Yesterday, the House Committee on Ways and Means unanimously approved bipartisan legislation that will dramatically refocus the IRS back to its “taxpayer first” mission.
Everyone knows the IRS needs top to bottom reform. From absurd wait times when calling the IRS, to property seizure abuse, this is an agency that desperately needs to be reined in to actually serve American taxpayers.
The bipartisan package of nine bills passed by the Committee advances a modern vision for the IRS so taxpayers are treated fairly, their disputes are handled objectively, and issues are resolved quickly and affordably.
One of the bills, HR 5444, the “Taxpayer First Act,” will create an independent appeals process to review taxpayer disputes with an impartial, fresh look so that taxpayers know they aren’t being treated unfairly. This bill will ensure that there’s a level playing field—that taxpayers have access to the same information as the IRS during the dispute resolution process.

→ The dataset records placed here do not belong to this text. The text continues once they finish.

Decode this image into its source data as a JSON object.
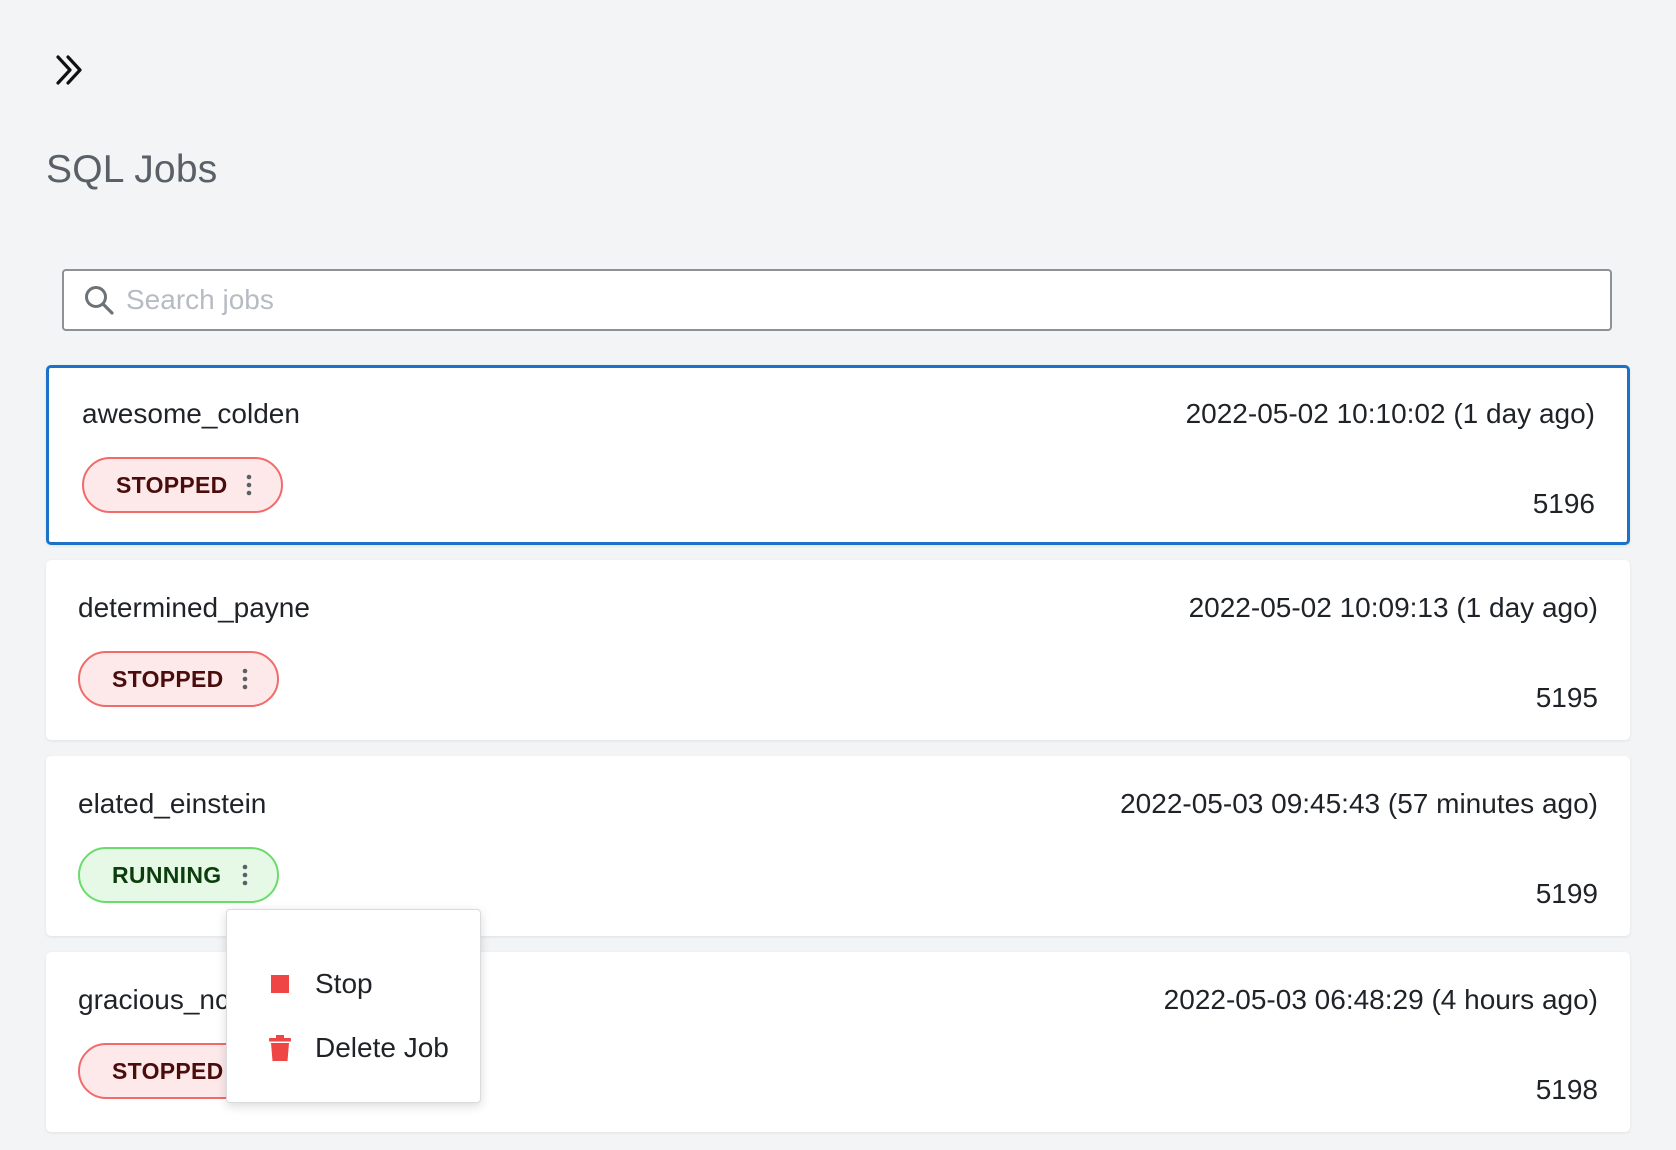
{
  "header": {
    "expand_icon": "double-chevron-right-icon",
    "title": "SQL Jobs"
  },
  "search": {
    "placeholder": "Search jobs",
    "value": "",
    "icon": "search-icon"
  },
  "colors": {
    "selected_border": "#1a73c9",
    "stopped_bg": "#fde9e9",
    "stopped_border": "#f16b6b",
    "running_bg": "#e6f9e6",
    "running_border": "#6bdc6b",
    "menu_icon": "#f04545"
  },
  "jobs": [
    {
      "name": "awesome_colden",
      "timestamp": "2022-05-02 10:10:02 (1 day ago)",
      "status": "STOPPED",
      "id": "5196",
      "selected": true
    },
    {
      "name": "determined_payne",
      "timestamp": "2022-05-02 10:09:13 (1 day ago)",
      "status": "STOPPED",
      "id": "5195",
      "selected": false
    },
    {
      "name": "elated_einstein",
      "timestamp": "2022-05-03 09:45:43 (57 minutes ago)",
      "status": "RUNNING",
      "id": "5199",
      "selected": false
    },
    {
      "name": "gracious_nc",
      "timestamp": "2022-05-03 06:48:29 (4 hours ago)",
      "status": "STOPPED",
      "id": "5198",
      "selected": false
    }
  ],
  "context_menu": {
    "items": [
      {
        "label": "Stop",
        "icon": "stop-square-icon"
      },
      {
        "label": "Delete Job",
        "icon": "trash-icon"
      }
    ]
  }
}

The bill also adds needed reforms to the IRS’ enforcement tools so that our families and businesses don’t have to be worried about having their assets seized without proper, timely, and fair notices.
Additionally, the bill package permanently authorizes the Free File and Volunteer Income Tax Assistance programs, which provide tax filing assistance to low and moderate-income Americans.
And it requires the IRS to submit to Congress a thoughtful, comprehensive plan on how to restructure the agency by September 2020.
As Chairman Brady explained:
“We’re laying out the guardrails and architecture of what a new IRS would look like and requiring them to bring back the restructuring plan.”
As part of the bipartisan bill package, the Committee also passed HR 5445, the “21st Century IRS Act,” which takes steps to provide greater accountability, transparency, and security for IRS information technology (IT).
It’s clear the IRS’ IT is in desperate need of updating; the IRS has two of the ten oldest IT systems in the federal government, dating back to the 1960s.
Oversight Subcommittee Chairman Lynn Jenkins had this to say:
“In the era of 5G and broadband internet, it’s still hard to imagine why the IRS continues to use technology our children wouldn’t be able to recognize. That’s why we seek to eliminate fax machines and revamp the IT infrastructure so taxpayers have the peace of mind their most sensitive information is being responsibly protected by their government while using the technology they are used to.”
The IRS also continues to face serious cyber threats from around the world. In 2017, the agency received 242,000 reports of identity theft from taxpayers. The legislation passed by the Committee addresses these ongoing threats by:
- Fostering and strengthening the IRS’s partnership with states and the private sector as they continue to combat the threat of identity theft tax refund fraud;
- Creating a single point of contact for victims of identity theft to ensure that taxpayers can quickly and efficiently get their case resolved; and
- Strengthening IRS accountability for the billions of dollars spent on agency IT modernization efforts.
With this package of bills, the Committee is taking the biggest and boldest step in 20 years to redesign this agency into a place with one singular mission: taxpayer service.